October 11, 2008|By HELEN ANNE TRAVIS

Duct tape.

It holds the batteries in when you lose the cover on the back of the remote. It seals leaky hoses. It patches torn tents.

It also helped a woman in Dade City, Fla., find her calling.

It all started six years ago when a Google search for crafts showed a bored Grace Grover how to make wallets and fake flowers out of the silver sticky stuff.

She's since gone through more than 500 rolls of 11 various colors, and all friends and family members have received a duct-tape creation of some sort -- portrait of a snook, red-and-black woven purse, Jamaican-flag wallet.


She spends hours in her bedroom, folding sticky side to sticky side to create billfolds, purses and fake roses. She reupholsters chairs with it and painstakingly cuts tiny pieces into duct-tape fingers, faces and guitars.

"I like different," Grover, 18, said.

She dropped out of high school in ninth grade after she said a teacher accused her of being a witch. Grover thinks it was her dyed black hair, dramatic eye shadow and facial piercings.

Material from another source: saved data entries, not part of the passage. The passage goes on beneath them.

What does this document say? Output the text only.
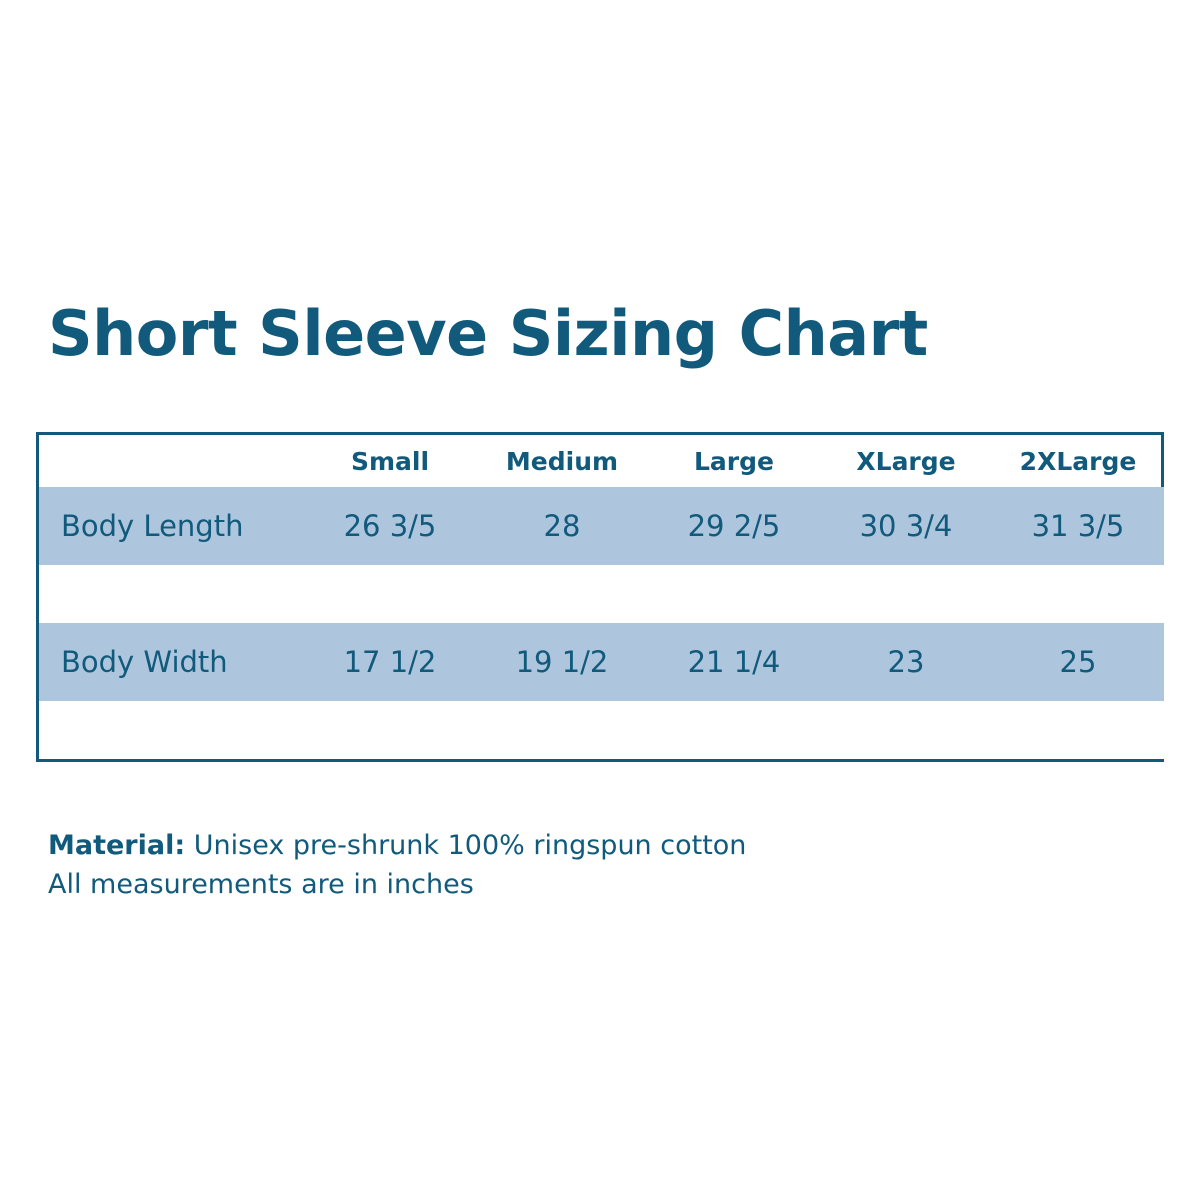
Short Sleeve Sizing Chart
	Small	Medium	Large	XLarge	2XLarge
Body Length	26 3/5	28	29 2/5	30 3/4	31 3/5

Body Width	17 1/2	19 1/2	21 1/4	23	25

Material: Unisex pre-shrunk 100% ringspun cotton
All measurements are in inches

"They put you in such a stereotypical box," Grover said.

She was never the mall type. She reads Shakespeare and listens to Korn. On her walls there's a printout of the 91st Psalm and a list of countries she wants to visit. Grover hopes the duct tape will get her there.

She recently took a risk and responded to a Craigslist ad calling for artists.

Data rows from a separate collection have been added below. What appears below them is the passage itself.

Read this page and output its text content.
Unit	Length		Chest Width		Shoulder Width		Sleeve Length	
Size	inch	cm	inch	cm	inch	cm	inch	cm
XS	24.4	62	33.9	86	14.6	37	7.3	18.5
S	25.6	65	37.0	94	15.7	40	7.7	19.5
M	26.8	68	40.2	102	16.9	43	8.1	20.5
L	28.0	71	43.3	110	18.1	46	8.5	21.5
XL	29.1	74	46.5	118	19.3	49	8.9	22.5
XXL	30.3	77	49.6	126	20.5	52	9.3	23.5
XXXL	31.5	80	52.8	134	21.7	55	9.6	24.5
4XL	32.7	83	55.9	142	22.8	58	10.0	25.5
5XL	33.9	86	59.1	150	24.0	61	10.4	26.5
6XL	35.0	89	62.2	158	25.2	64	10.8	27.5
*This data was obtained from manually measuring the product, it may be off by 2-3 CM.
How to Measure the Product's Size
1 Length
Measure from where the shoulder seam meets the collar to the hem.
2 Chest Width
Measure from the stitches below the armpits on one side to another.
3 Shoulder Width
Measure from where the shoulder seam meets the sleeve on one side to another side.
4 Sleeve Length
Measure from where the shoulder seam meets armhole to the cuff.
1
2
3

Grover's normally shy, but she's opened up since chatting with customers at the few flea-market stands where she tried to sell her wares. She grew more confident after she hosted an impromptu front-porch duct-tape class for the neighborhood kids a few summers ago.

She's grown, but she still freaked out when Jeff Henriquez wrote back and said he liked her stuff.

"What she did with the duct tape is create a new function for it," said Henriquez, 34, resident artist at the Ponce De Leon Hotel in St. Petersburg, Fla. "That ... by itself is an accomplishment."

She didn't want to drive to meet him by herself. Grover wanted to do what she normally did -- sit back and let Mom do the talking. But Mom told her daughter to go alone.

"I thought it would be good for her," said Anna Grover, 45. "I told her, 'I think this is something you really want to do on your own, but you're afraid to admit it.' " Henriquez introduced her to a friend who ran the ARTpool Gallery in St. Petersburg. She was invited to display her wares.

"To realize I could step out and say, 'This is my work, let's show it off,' was amazing," Grover said. "That's when I realized this could be my calling."

Portugal is first on the list of places she wants to visit, followed by Spain, Italy and Amsterdam. She taped the list to the wall by her pillow so she would see it every morning when she woke up.

She never thought of traveling before, but in the local art world she's met people who have seen the world, and now, she's hungry.

"I just want to get over there and touch it and see it," she said.

She'll get her GED by the end of the year, and go to college eventually. Forensic photography sounds like a good career.

In the meantime, it's duct tape. The more she sells, the sooner the backpack trek through Europe.

Two months, maybe more, she said. She can sell wallets and create portraits along the way for extra money.

And if her backpack breaks, she can easily fix it.